We present a quantum algorithm for simulating rovibrational Hamiltonians on fault-tolerant quantum computers. The method integrates exact curvilinear kinetic energy operators and general-form potential energy surfaces expressed in a hybrid finite-basis/discrete-variable representation. The Hamiltonian is encoded as a unitary quantum circuit using a quantum read-only memory construction based on the Walsh-Hadamard transform, enabling high-accuracy quantum phase estimation of rovibrational energy levels and dynamics simulations. Our technique provides asymptotic reductions in both logical qubit count and T-gate complexity that are exponential in the number of atoms and at least polynomial in the total Hilbert-space size, relative to existing block-encoding techniques based on linear combinations of unitaries and variational basis representation. Compared with classical variational methods, it offers exponential memory savings and polynomial reductions in time complexity.

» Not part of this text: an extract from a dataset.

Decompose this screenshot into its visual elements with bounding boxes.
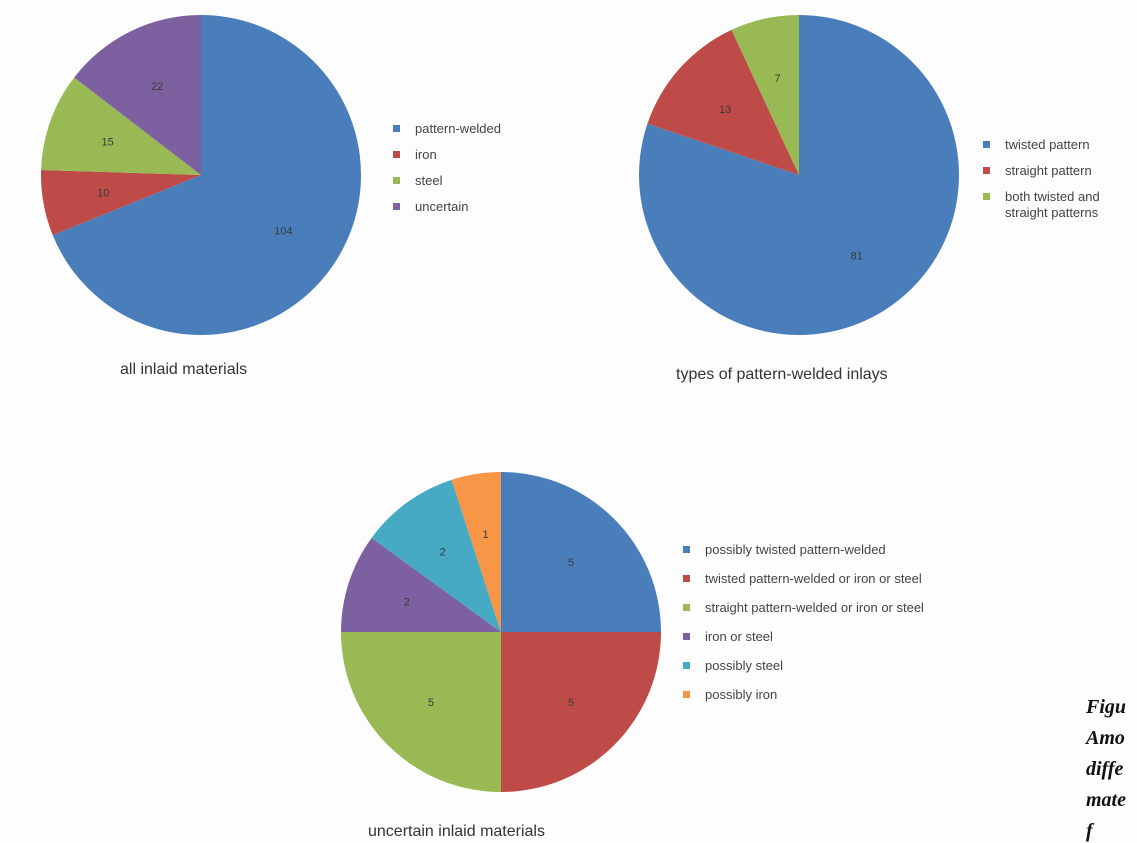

The quantum volume required for computing the rovibrational spectrum of water can be reduced by up to 100 000 times compared with other quantum methods, increasing to at least 1 million for a classically intractable 30-dimensional (12-atom) molecular system. For this case with a six-body coupled potential, estimating spectroscopic-accuracy energy levels would require about three months on a 1 MHz fault-tolerant quantum processor with fewer than 300 logical qubits, versus over 30 000 years on the fastest current classical supercomputer. These estimates are approximate and subject to technological uncertainties, and realizing the asymptotic advantage will require substantial quantum resources and continued algorithmic progress.

Why This Paper Matters

  • This paper contributes to the Quantum Simulation research area in the Quantum Articles archive.
  • It adds a 2025 reference point for readers tracking recent quantum research.
  • We present a quantum algorithm for simulating rovibrational Hamiltonians on fault-tolerant quantum computers.